Miguel’s gaze focused on the empty air, and he crossed his arms. Outside, the crows called to one another. The little refrigerator hummed to itself.
“It was a terrible thing,” he said. “She took her own life. He was with her when she did. After that, he couldn’t stay with us. Father Chapin only asked that he renew his vows and never again transgress against them. Did he tell you this?”
“No.”
“I was there when he was to take his vows again. He couldn’t. Father Chapin led him in it, but the words would not come from his lips. He wept silently, but he could not dedicate himself to the purpose again. Ever since, I wondered why God would have permitted it to happen. We are His loyal servants, and Chewy most of all. What reason could there be for him to suffer what he did? Chewy cast himself into the world. And then he returned. With you.”
I shifted, the couch springs creaking under me.
“So you think this was part of a plan?” I said. “That this other girl died so that Ex would drive himself out of the group here, go work with my uncle, and be around to find me?”

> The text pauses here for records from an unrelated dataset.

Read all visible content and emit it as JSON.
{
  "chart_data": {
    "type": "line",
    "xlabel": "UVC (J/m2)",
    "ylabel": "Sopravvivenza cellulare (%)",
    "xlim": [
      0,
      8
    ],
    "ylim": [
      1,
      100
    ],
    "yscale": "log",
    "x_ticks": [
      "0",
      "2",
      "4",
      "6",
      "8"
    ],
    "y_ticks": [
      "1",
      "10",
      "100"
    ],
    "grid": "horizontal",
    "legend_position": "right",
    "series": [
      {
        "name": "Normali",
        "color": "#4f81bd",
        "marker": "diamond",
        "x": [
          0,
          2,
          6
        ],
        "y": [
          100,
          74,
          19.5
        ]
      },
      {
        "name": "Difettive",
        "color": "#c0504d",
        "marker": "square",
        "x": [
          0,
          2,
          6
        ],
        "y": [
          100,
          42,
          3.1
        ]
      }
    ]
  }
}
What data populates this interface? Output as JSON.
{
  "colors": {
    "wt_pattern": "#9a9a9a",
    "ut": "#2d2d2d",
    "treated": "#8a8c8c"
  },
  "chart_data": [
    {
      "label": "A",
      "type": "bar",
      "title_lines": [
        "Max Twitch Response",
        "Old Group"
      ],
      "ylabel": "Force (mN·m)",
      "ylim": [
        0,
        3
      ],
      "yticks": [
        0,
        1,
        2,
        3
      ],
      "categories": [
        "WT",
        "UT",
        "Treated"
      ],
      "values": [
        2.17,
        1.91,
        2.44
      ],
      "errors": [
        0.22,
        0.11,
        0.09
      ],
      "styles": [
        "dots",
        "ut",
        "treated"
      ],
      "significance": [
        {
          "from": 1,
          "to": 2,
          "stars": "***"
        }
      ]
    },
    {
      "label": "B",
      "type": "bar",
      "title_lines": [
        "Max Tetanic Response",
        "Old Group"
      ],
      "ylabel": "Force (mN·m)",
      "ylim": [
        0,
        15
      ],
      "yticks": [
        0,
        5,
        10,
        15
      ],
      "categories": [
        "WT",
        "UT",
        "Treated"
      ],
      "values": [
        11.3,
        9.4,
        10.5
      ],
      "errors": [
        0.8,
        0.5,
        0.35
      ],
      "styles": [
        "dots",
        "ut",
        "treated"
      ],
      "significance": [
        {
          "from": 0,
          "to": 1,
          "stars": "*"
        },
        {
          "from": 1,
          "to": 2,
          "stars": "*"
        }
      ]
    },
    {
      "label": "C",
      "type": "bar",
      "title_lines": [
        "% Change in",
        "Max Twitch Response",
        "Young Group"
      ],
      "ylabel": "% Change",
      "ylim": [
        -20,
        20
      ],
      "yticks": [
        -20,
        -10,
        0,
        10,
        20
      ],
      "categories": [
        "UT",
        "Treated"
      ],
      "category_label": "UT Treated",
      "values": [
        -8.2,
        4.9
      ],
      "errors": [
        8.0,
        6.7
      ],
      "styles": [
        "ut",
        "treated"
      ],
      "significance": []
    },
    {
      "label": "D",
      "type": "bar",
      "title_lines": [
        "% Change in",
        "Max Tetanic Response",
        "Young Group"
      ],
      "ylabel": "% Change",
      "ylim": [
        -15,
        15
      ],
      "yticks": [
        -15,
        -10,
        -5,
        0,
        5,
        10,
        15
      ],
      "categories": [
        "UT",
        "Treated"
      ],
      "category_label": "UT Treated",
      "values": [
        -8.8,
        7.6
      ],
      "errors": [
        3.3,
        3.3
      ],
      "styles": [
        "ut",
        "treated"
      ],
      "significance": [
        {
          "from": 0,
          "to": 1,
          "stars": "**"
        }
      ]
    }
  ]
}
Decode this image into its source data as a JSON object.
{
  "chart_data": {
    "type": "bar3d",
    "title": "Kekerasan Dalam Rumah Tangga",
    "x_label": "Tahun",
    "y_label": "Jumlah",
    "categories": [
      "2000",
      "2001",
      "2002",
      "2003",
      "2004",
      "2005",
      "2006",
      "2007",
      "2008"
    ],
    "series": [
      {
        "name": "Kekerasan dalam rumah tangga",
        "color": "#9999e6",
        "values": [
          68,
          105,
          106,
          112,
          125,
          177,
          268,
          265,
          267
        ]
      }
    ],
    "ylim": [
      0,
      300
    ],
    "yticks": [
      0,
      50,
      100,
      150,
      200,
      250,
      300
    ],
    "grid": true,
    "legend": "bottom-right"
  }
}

“Chewy brought you here. You look so much like her, she could have been your sister. You are in need of our help, and you would not have found us if things had not happened exactly as they did,” Miguel said, spreading his hands as if offering something invisible to me. “What is that if not providence? I don’t know what God meant by bringing you here. I may never know. But I cannot doubt that He intended it.”
“Really? Because I can doubt the hell out of it,” I said. “If it hadn’t happened that way, something else would have, and then that would be God’s will. With that kind of logic, any coincidence is evidence of God.”
Miguel’s smile was bright as sunlight on snow.
“Yes,” he said, and without intending to, I laughed.
“We’re just not going to agree about this, are we?” I said.
“I have some hope,” Miguel said. “I believe that Hell is the absence of God. God doesn’t cast us into the fire. We cast ourselves there. And we hold ourselves there. It is not His fault that we burn, but the consequence of our own choices. I think you have turned away from God, and you live in the living shadow of Hell. And so I am glad you came, and that you will let us help you. And that you’ve brought Chewy to us, even if it is only for a little while. I pray that casting Satan out of your flesh will change your mind about the merciful nature of God.”
“I don’t think it will,” I said. And then, “But thank you for helping me anyway.”
“Of course,” he said. “What virtue is there in helping only the people you agree with? Are there any donuts left?”
When, a few minutes later, the doors opened and Father Chapin led his cadre back in, Miguel and I had moved on to talking about the relative merits of the Swedish and American versions of Let the Right One In and breaking the last donut between us. The fatigue had fallen from the old man’s shoulders, and even Ex looked actively hopeful. I stood up.